The ADA is focused especially on individuals with disabilities– to ensure that they aren’t obstructed from accessing spaces and buildings because of their specific disabilities. It has therefore extremely important in ensuring an easy access for people with disabilities to locations such as institutions, galleries, workplace buildings, galleries, museums, schools and swimming pools. Since the ADA is developed around enforceable needs, compliance can be determined. This could lead, however, to projects that comply with the demands however that detract from a building’s style or aesthetics and of course that inadvertently set up a dichotomy in between the people with disabilities and the able-bodied.
Universal Design: Accessibility without sacrificing aesthetics
Universal design starts from extremely inclusivity position. Instead than concentrating on people with physical disabilities, it concentrates on ordinary persons. So, universal design suits persons who do not come under the group of disabled but which however frequently experience challenges running through spaces and buildings, such as young children, tall people, short people, elderly and pregnant women. Universal design is intended to incorporate ease of access attributes into a building in a visually pleasing means. As designer and developer Mary Jo Peterson claims, “Universal design is consistently desirable, or it’s not global design.” Whereas a ramp alongside of an entrance stairway may make a residence easy accessible to a person with disability, a home constructed according to the principles of universal-design would certainly have an entrance without steps designed specially to be easily accessible to everybody– not simply an individual in a wheelchair but people pulling a baggage on wheels or pushing a dolly or a stroller.
No design or project can foresee each form of disability. However, if a resident of such a building (universal-designed house) ends up being handicapped, the house will remain easily to navigate. If that individual needs a stair lift or grab bars, they can be easily installed, even an elevator if it is needed.

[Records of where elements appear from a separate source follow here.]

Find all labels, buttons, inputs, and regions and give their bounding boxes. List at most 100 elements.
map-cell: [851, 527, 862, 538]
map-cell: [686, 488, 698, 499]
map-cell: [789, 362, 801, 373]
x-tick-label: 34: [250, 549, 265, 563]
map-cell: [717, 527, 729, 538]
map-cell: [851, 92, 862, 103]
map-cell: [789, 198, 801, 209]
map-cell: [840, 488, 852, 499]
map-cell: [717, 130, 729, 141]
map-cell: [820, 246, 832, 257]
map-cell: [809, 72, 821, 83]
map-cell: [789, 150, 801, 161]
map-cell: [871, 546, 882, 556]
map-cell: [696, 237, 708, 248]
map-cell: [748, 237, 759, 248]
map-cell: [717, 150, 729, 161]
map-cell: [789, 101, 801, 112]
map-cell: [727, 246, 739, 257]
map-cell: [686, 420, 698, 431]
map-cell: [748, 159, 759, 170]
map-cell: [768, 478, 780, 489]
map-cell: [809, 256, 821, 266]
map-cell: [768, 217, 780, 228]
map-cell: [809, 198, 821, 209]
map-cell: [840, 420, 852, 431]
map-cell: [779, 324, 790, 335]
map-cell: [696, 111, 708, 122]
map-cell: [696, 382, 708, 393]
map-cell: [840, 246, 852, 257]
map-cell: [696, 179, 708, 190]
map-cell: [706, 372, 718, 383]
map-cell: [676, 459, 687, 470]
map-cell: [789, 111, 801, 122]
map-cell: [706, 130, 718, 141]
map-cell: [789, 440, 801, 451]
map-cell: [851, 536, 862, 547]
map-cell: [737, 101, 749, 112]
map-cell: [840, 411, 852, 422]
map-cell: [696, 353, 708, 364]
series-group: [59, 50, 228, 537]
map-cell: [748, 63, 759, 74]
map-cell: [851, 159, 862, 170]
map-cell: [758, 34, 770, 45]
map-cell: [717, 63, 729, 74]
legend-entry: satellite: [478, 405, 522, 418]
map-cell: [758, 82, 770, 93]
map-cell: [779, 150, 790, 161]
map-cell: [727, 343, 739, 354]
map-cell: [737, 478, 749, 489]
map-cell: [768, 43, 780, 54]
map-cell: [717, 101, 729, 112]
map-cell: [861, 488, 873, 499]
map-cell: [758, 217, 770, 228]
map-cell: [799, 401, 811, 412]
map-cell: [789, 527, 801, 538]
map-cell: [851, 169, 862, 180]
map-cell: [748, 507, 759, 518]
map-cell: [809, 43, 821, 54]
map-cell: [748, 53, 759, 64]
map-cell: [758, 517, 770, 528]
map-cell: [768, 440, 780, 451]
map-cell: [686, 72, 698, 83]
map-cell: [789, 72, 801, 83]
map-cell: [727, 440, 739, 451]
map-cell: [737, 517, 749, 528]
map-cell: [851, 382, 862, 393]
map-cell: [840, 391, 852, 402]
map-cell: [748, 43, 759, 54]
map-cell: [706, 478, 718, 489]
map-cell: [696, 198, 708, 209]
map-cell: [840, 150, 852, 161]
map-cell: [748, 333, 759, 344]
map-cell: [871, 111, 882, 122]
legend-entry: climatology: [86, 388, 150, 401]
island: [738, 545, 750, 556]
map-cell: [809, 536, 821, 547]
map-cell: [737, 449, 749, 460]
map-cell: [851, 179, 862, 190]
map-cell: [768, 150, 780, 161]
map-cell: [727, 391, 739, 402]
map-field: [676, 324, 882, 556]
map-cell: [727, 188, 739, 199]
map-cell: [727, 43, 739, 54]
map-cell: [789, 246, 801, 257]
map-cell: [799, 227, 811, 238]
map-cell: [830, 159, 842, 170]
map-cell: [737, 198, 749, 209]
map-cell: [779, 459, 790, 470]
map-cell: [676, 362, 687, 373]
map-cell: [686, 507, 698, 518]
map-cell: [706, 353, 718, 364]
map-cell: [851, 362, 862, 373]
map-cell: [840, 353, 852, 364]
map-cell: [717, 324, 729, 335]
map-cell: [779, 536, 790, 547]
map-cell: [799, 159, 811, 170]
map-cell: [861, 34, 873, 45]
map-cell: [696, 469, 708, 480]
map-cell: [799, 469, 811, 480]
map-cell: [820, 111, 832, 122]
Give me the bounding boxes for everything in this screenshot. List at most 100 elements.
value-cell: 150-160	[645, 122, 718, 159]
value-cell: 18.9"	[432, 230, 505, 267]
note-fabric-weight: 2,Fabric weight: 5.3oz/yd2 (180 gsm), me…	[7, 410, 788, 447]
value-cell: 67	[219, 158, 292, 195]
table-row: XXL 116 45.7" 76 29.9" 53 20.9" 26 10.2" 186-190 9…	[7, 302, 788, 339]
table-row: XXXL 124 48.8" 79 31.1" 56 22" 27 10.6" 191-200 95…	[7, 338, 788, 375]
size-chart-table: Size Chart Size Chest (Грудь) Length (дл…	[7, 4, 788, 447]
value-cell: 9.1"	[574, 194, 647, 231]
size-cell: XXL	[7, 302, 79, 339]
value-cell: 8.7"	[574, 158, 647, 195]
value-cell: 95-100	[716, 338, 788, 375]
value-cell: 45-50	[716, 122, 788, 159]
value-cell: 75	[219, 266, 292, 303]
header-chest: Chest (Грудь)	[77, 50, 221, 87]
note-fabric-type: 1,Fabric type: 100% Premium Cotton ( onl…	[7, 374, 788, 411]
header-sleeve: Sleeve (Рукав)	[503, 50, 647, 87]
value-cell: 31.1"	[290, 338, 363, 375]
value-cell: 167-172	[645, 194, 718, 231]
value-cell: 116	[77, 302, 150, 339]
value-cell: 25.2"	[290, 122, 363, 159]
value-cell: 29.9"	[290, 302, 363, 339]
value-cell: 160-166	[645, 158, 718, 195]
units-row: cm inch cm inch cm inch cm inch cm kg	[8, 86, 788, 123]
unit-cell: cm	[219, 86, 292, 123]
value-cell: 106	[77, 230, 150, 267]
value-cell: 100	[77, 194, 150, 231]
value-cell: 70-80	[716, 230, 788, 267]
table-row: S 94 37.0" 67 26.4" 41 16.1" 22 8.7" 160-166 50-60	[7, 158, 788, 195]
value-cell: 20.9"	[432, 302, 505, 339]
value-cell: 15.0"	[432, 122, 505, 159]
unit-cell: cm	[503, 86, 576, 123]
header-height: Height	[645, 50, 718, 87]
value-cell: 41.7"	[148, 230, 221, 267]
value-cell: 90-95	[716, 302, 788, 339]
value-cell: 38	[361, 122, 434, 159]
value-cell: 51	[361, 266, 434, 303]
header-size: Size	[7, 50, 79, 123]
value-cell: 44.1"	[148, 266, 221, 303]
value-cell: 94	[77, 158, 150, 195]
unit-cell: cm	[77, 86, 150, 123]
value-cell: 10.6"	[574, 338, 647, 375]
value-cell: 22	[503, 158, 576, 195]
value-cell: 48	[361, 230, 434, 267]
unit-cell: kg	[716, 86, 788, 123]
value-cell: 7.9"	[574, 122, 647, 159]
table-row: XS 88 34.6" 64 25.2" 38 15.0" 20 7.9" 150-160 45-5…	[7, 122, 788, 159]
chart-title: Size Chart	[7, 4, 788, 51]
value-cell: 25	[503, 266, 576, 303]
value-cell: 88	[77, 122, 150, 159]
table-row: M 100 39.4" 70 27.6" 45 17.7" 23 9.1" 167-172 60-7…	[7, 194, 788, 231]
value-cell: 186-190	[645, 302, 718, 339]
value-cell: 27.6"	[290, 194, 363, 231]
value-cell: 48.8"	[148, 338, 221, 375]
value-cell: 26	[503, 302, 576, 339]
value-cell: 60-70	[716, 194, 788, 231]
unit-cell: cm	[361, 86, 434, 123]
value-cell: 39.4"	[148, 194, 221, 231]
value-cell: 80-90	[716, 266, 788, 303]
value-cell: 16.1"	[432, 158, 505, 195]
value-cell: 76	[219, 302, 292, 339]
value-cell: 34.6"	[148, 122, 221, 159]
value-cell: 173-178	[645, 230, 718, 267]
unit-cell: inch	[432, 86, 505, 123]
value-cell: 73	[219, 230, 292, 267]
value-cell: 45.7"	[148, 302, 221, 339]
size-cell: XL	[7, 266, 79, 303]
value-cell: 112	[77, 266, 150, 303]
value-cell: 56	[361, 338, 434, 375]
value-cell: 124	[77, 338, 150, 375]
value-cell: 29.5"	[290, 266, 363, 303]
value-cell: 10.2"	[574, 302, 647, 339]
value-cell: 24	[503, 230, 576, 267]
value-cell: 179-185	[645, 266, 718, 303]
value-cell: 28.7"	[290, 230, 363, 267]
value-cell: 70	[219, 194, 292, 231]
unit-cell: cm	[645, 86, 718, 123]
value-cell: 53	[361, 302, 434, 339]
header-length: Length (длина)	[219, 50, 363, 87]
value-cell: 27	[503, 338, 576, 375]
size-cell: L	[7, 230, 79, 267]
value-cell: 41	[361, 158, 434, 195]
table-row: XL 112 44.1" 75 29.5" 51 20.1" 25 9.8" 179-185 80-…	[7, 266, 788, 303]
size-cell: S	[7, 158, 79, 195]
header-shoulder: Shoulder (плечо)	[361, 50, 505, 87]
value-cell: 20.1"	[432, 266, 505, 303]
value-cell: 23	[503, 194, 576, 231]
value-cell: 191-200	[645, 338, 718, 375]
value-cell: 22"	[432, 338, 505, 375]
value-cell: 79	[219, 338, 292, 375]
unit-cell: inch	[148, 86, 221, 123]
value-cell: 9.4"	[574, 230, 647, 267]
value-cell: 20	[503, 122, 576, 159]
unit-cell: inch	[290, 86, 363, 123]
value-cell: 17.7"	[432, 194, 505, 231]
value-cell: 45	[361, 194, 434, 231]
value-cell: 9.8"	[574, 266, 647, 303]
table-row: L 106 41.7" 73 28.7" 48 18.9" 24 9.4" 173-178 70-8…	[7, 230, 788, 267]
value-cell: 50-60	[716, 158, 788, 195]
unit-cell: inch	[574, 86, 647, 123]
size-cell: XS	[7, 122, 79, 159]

Aging-in-Place Design: Helping owners to live in their houses
While aging-in-place design may easily be included into new building, it is usually utilized when homeowners make sure that they can live in their homes without major problems as long as possible. Of course, this is preferable to relocating to a living center, not to mention it is much less costly. In addition, if a physician regards that adjustments made to a home are clinically required, the expense of those changes could be tax insurance deductible. Most of the usual features of an aging-in-place deign such as lever handles, wider and automatic doors, curb less showers, taps, additionally can be install in universal-design homes. In fact, aging-in-place design is conceived for homes to be easily accessible for the homeowners as they age.